Transport et logistique

L’approvisionnement en matières premières locales, lorsqu’il est possible, joue lui aussi mais cette fois sur le transport. C’est en partant de ce constat par exemple qu’Isover a choisi l’implantation de ses usines. De manière générale également, les industriels ont développé un maillage territorial à même de limiter les distances entre zone de production et de stockage et leur clientèle. Les camions à vide sont proscrits et passent progressivement à l’électrique ou au biocarburant, tout comme, de plus en plus, les véhicules des collaborateurs. « Nous avons également recours aux solutions de transport intermodal route + train sur la ligne Orange – Avignon-Paris », ajoute Jérôme Goudard. Chez Faynot, on privilégie, « l’éclairage naturel et le passage au tout LED », décrit Stéphane Lambert, son responsable bureau d’études et normalisation, également président du Syndicat national des bardages ventilés isolés (SNBVI).

- 2,1 % entre 2015 et 2022

Au final, l’impact de toutes ces mesures est-il réel ? Oui ! répondent évidemment les industriels, chiffres à la clé. Ainsi, selon Myral, le bilan carbone mentionné dans la FDES de son système de façade a baissé, passant de 39 kg de CO2 à un peu moins de 21 kg. Les parements et profils de bardage décarbonés d’ArcelorMittal Construction affichent, quant à eux, un poids carbone inférieur de 54 % par rapport aux gammes classiques.

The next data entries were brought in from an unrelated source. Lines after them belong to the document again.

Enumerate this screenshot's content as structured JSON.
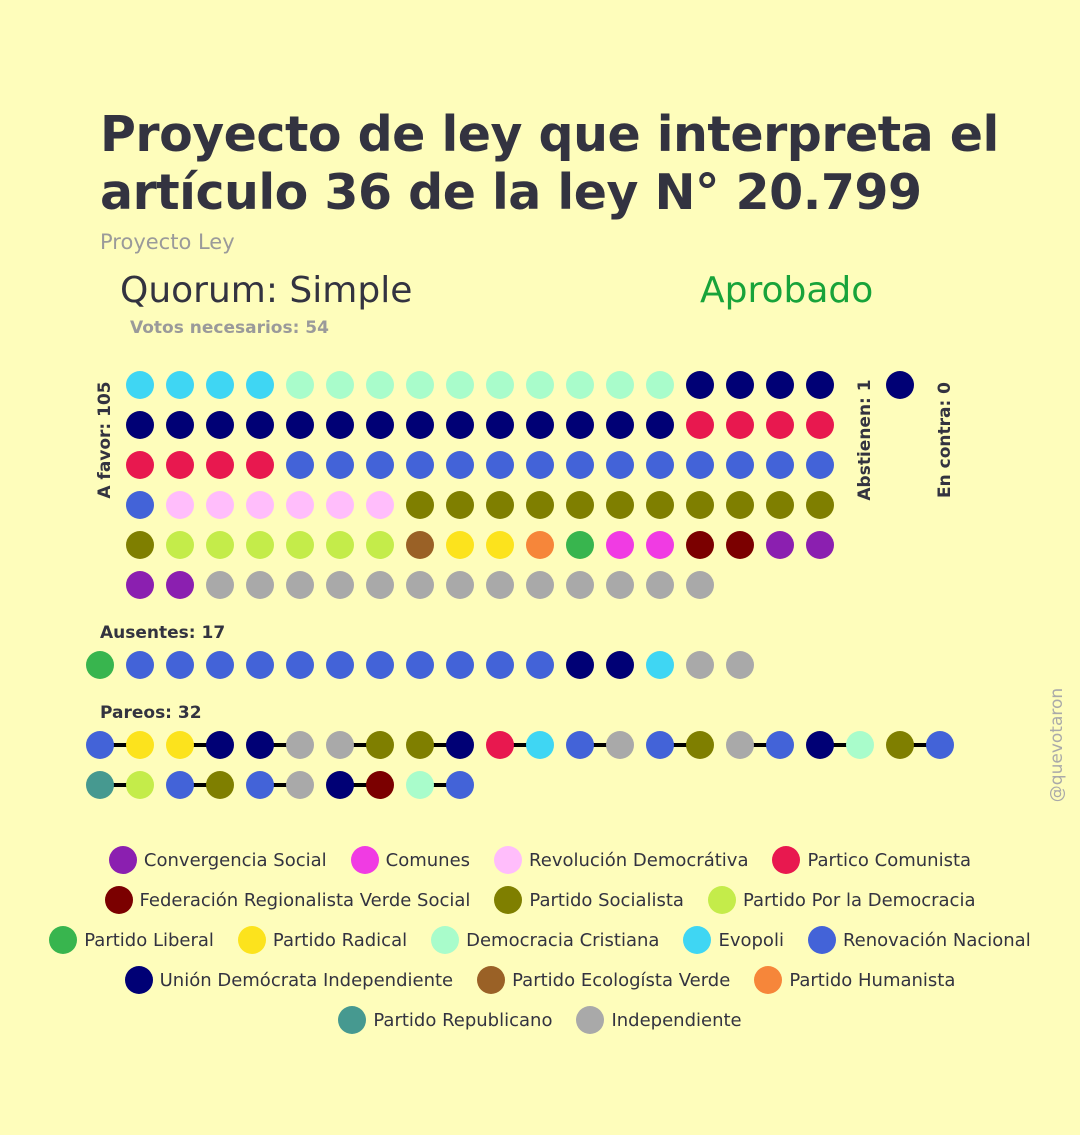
{
  "title": "Proyecto de ley que interpreta el artículo 36 de la ley N° 20.799",
  "subtitle": "Proyecto Ley",
  "quorum": "Quorum: Simple",
  "status": "Aprobado",
  "votes_needed": "Votos necesarios: 54",
  "watermark": "@quevotaron",
  "colors": {
    "background": "#FEFDBB",
    "status": "#18A33A"
  },
  "parties": [
    {
      "key": "CS",
      "name": "Convergencia Social",
      "color": "#8B1FB0"
    },
    {
      "key": "COM",
      "name": "Comunes",
      "color": "#F03BE3"
    },
    {
      "key": "RD",
      "name": "Revolución Democrátiva",
      "color": "#FFBDFB"
    },
    {
      "key": "PC",
      "name": "Partico Comunista",
      "color": "#E8184F"
    },
    {
      "key": "FRVS",
      "name": "Federación Regionalista Verde Social",
      "color": "#7B0000"
    },
    {
      "key": "PS",
      "name": "Partido Socialista",
      "color": "#7F7F00"
    },
    {
      "key": "PPD",
      "name": "Partido Por la Democracia",
      "color": "#C4EC4A"
    },
    {
      "key": "PL",
      "name": "Partido Liberal",
      "color": "#38B54E"
    },
    {
      "key": "PR",
      "name": "Partido Radical",
      "color": "#FCE31D"
    },
    {
      "key": "DC",
      "name": "Democracia Cristiana",
      "color": "#A9FCCB"
    },
    {
      "key": "EVO",
      "name": "Evopoli",
      "color": "#3FD6F3"
    },
    {
      "key": "RN",
      "name": "Renovación Nacional",
      "color": "#4363D8"
    },
    {
      "key": "UDI",
      "name": "Unión Demócrata Independiente",
      "color": "#000075"
    },
    {
      "key": "PEV",
      "name": "Partido Ecologísta Verde",
      "color": "#9A6126"
    },
    {
      "key": "PH",
      "name": "Partido Humanista",
      "color": "#F6863A"
    },
    {
      "key": "REP",
      "name": "Partido Republicano",
      "color": "#469990"
    },
    {
      "key": "IND",
      "name": "Independiente",
      "color": "#A9A9A9"
    }
  ],
  "chart_data": {
    "type": "dot-matrix",
    "groups": [
      {
        "label": "A favor: 105",
        "count": 105,
        "members": [
          "EVO",
          "EVO",
          "EVO",
          "EVO",
          "DC",
          "DC",
          "DC",
          "DC",
          "DC",
          "DC",
          "DC",
          "DC",
          "DC",
          "DC",
          "UDI",
          "UDI",
          "UDI",
          "UDI",
          "UDI",
          "UDI",
          "UDI",
          "UDI",
          "UDI",
          "UDI",
          "UDI",
          "UDI",
          "UDI",
          "UDI",
          "UDI",
          "UDI",
          "UDI",
          "UDI",
          "PC",
          "PC",
          "PC",
          "PC",
          "PC",
          "PC",
          "PC",
          "PC",
          "RN",
          "RN",
          "RN",
          "RN",
          "RN",
          "RN",
          "RN",
          "RN",
          "RN",
          "RN",
          "RN",
          "RN",
          "RN",
          "RN",
          "RN",
          "RD",
          "RD",
          "RD",
          "RD",
          "RD",
          "RD",
          "PS",
          "PS",
          "PS",
          "PS",
          "PS",
          "PS",
          "PS",
          "PS",
          "PS",
          "PS",
          "PS",
          "PS",
          "PPD",
          "PPD",
          "PPD",
          "PPD",
          "PPD",
          "PPD",
          "PEV",
          "PR",
          "PR",
          "PH",
          "PL",
          "COM",
          "COM",
          "FRVS",
          "FRVS",
          "CS",
          "CS",
          "CS",
          "CS",
          "IND",
          "IND",
          "IND",
          "IND",
          "IND",
          "IND",
          "IND",
          "IND",
          "IND",
          "IND",
          "IND",
          "IND",
          "IND"
        ]
      },
      {
        "label": "Abstienen: 1",
        "count": 1,
        "members": [
          "UDI"
        ]
      },
      {
        "label": "En contra: 0",
        "count": 0,
        "members": []
      },
      {
        "label": "Ausentes: 17",
        "count": 17,
        "members": [
          "PL",
          "RN",
          "RN",
          "RN",
          "RN",
          "RN",
          "RN",
          "RN",
          "RN",
          "RN",
          "RN",
          "RN",
          "UDI",
          "UDI",
          "EVO",
          "IND",
          "IND"
        ]
      },
      {
        "label": "Pareos: 32",
        "count": 32,
        "pairs": [
          [
            "RN",
            "PR"
          ],
          [
            "PR",
            "UDI"
          ],
          [
            "UDI",
            "IND"
          ],
          [
            "IND",
            "PS"
          ],
          [
            "PS",
            "UDI"
          ],
          [
            "PC",
            "EVO"
          ],
          [
            "RN",
            "IND"
          ],
          [
            "RN",
            "PS"
          ],
          [
            "IND",
            "RN"
          ],
          [
            "UDI",
            "DC"
          ],
          [
            "PS",
            "RN"
          ],
          [
            "REP",
            "PPD"
          ],
          [
            "RN",
            "PS"
          ],
          [
            "RN",
            "IND"
          ],
          [
            "UDI",
            "FRVS"
          ],
          [
            "DC",
            "RN"
          ]
        ]
      }
    ]
  }
}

C’est encourageant mais pas suffisant. Selon le cabinet de conseil sur les enjeux énergie et climat Carbone 4, les émissions des industries de la construction et des minéraux métalliques de la construction ont diminué de 2,1 % entre 2015 et 2022 alors que la SNBC 2 en attendait 19 % (-2,6 % par an). Il faut donc aller plus loin. En France, par exemple, les hauts-fourneaux de Dunkerque et de Fos-sur-Mer d’ArcelorMittal restent alimentés au charbon.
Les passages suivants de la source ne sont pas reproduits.